I pulled into the parking lot at work, counting myself lucky as I did because I spotted an empty parking spot close to the building.  I usually back into my parking spots so that, when time comes to leave, I don’t have to take time turning around.  Anyway, I backed in like normal, using my mirrors to gage how far I was from the vehicle in the spot directly across from it.  I also kept as close to perpendicular as I could with the car parked on my left.  I know from experience driving my car how close I can get using my mirrors.  It was a breeze.  I pulled in beautifully and got out to double check my parking job, all the while patting myself on the back for a job well done.  That is until I realized I had made a common mistake.  I assumed the person who had parked behind me knew how to park.  I’m not sure what was going through this persons mind when they stopped their vehicle, but they were about five feet away from the line.  Now, because I was judging where to stop by the car parked there, I was three feet across the line into their parking spot.  I probably should have noticed I was off by the car parked next to me, but it was a compact and even though it looked about right, it took up less space.  Let me note here that I work an odd shift, and I knew that this person was more than likely going to leave before I got off work.  That would leave me parked three feet into an empty parking spot, just waiting for someone to try to park there, and end up bumping me because they were trying to squeeze in.  Not wanting that to happen, I got back in and pulled up into my own spot.  The more I thought about it the more I realized that what I did in that situation is what a lot of us do in everyday life.  We usually judge our own accomplishments by what other people have done, when really there is no comparison.  What we have done is according to our own gifts and abilities.  We should never judge our own worth by what other people have done.  It will skew your perceptions and you will overshoot, or stop short of your own goals.  Judge you by you.  You may not hit the mark every time, but I’ll guarantee you will be a whole lot more accurate that way.

Bowling Shoes

Have you ever gone bowling?
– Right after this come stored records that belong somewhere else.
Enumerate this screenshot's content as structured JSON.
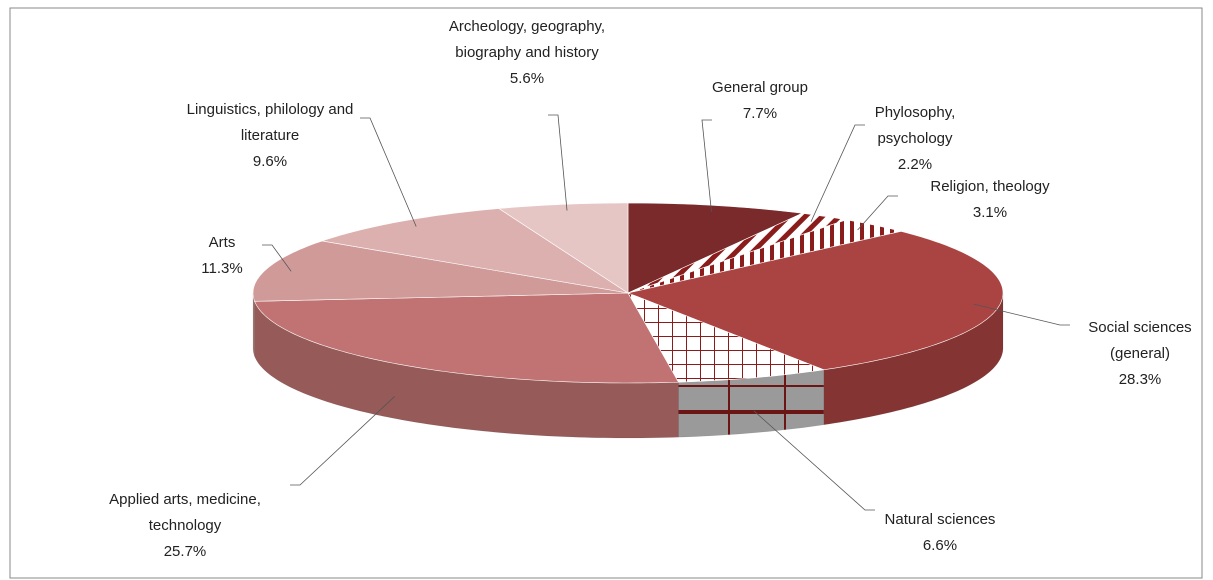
{
  "chart_data": {
    "type": "pie3d",
    "categories": [
      "General group",
      "Phylosophy, psychology",
      "Religion, theology",
      "Social sciences (general)",
      "Natural sciences",
      "Applied arts, medicine, technology",
      "Arts",
      "Linguistics, philology and literature",
      "Archeology, geography, biography and history"
    ],
    "values": [
      7.7,
      2.2,
      3.1,
      28.3,
      6.6,
      25.7,
      11.3,
      9.6,
      5.6
    ],
    "value_labels": [
      "7.7%",
      "2.2%",
      "3.1%",
      "28.3%",
      "6.6%",
      "25.7%",
      "11.3%",
      "9.6%",
      "5.6%"
    ],
    "colors": [
      "#7a2a2a",
      "#8b1c1c",
      "#8b1c1c",
      "#a94442",
      "#8b1c1c",
      "#c07372",
      "#d09a99",
      "#dcb0af",
      "#e6c6c5"
    ],
    "hatch": [
      "none",
      "diagonal",
      "vertical",
      "none",
      "grid",
      "none",
      "none",
      "none",
      "none"
    ]
  }
}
It is a pretty fun game. A little on the expensive side in my opinion, but fun nonetheless. In bowling you go to a bowling alley and rent a lane and some shoes, because the lanes are polished hardwood and in order to keep those lanes in top condition shoes with clean soles are required. Those of us who only bowl once in a blue moon end up renting a pair of shoes instead of investing in our own. The problem with the rented pair (for me) is that they rarely ever fit correctly. Most of the time it is not an issue, but I do recall once when I happened to get an ill-fitting pair. I try not to cause a lot of static in situations like that. I realize that when you deal with the public, people can be very demanding and overly ‘picky’ when it comes to how they want things, so I try to lessen that as much as possible. So in doing so, I bowled a couple of games in the uncomfortable shoes. It was terrible. It totally threw off my game, not to mention the blisters on my feet from the odd places they were rubbing (and yes, I am blaming the shoes, before you say anything). My point in this story is that they were not MY shoes. I didn’t buy them. I didn’t break them in. I hadn’t walked anywhere in them up until the point I tried to bowl in them. There was nothing wrong with them aside from that fact. So think of this when you hear someone say; ‘don’t judge them until you’ve walked a mile in their shoes.’ Instead just don’t judge them at all. You will never be able to understand why someone makes the decisions they make unless you have lived their entire life, and then you wouldn’t be you anymore. Sometimes it is your shoes that make you an individual, and something special.